First we group data to 5-year age bins. Then we take first differences (d1) of these within the evaluated age range. Then we smooth first differences (d1s) using a generic smoother (ogive()). Roughness is defined as the mean of the absolute differences between mean(abs(d1 - d1s) / abs(d1s)). Higher values indicate rougher data, and may suggest more aggressive smoothing. Just eyeballing, one could consider smoothing if the returned value is greater than ca 0.2, and values greater than 0.5 already highly recommend it (pending visual verification).

Examples

Age <- 0:99
A5 <- seq(0,95,by=5)
smoothed <- graduate_sprague(
    smooth_age_5(pop1m_pasex,
        Age,
        method = "Strong",
        OAG = FALSE,
        young.tail = "Arriaga"),
    Age = A5,
    OAG = FALSE)
# not very rough, no need to smooth more
check_heaping_roughness(smoothed, Age)
#> [1] 0.05958194
 # quite rough, even after grouping to 5-year ages
check_heaping_roughness(pop1m_pasex, Age)
#> [1] 0.5530865
# heaped, but no 0>5 preference
h1 <- heapify(smoothed, Age, p0 = 1, p5 = 1)
# heaping progressively worse
h2 <- heapify(smoothed, Age, p0 = 1.2, p5 = 1.2)
h3 <- heapify(smoothed, Age, p0 = 1.5, p5 = 1.5)
h4 <- heapify(smoothed, Age, p0 = 2, p5 = 2)
h5 <- heapify(smoothed, Age, p0 = 2.5, p5 = 2)
if (FALSE) {
#cols <- RColorBrewer::brewer.pal(7,"Reds")[3:7]
 cols <-  c("#FC9272", "#FB6A4A", "#EF3B2C", "#CB181D", "#99000D")
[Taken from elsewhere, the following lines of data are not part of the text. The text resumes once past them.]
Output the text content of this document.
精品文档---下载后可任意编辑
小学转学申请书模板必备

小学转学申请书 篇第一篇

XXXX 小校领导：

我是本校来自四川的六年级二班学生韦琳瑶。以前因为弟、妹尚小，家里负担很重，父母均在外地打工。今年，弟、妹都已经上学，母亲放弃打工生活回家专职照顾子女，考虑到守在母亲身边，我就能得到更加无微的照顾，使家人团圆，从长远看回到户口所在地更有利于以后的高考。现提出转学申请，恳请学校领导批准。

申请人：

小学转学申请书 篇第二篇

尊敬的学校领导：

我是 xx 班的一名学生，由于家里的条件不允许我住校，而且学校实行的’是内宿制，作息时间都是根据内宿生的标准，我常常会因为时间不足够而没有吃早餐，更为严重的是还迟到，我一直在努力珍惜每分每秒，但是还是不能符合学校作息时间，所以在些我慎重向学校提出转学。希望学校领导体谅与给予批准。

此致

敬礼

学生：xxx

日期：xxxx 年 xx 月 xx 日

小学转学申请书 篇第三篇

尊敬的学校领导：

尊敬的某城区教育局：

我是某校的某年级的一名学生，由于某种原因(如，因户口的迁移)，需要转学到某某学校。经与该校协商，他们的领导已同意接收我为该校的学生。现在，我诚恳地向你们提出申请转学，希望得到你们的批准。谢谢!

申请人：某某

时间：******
  plot(A5, groupAges(smoothed), type='l',xlim=c(20,80),ylim=c(0,3e5))
lines(A5, groupAges(h1),col=cols[1])
  lines(A5, groupAges(h2),col=cols[2])
  lines(A5, groupAges(h3),col=cols[3])
lines(A5, groupAges(h4),col=cols[4])
lines(A5, groupAges(h5),col=cols[5])
}
check_heaping_roughness(smoothed, Age)
#> [1] 0.05958194
check_heaping_roughness(h1, Age)
#> [1] 0.07530694
check_heaping_roughness(h2, Age)
#> [1] 0.1036847
check_heaping_roughness(h3, Age)
#> [1] 0.1737339
check_heaping_roughness(h4, Age)
#> [1] 0.7451597
check_heaping_roughness(h5, Age)
#> [1] 1.868327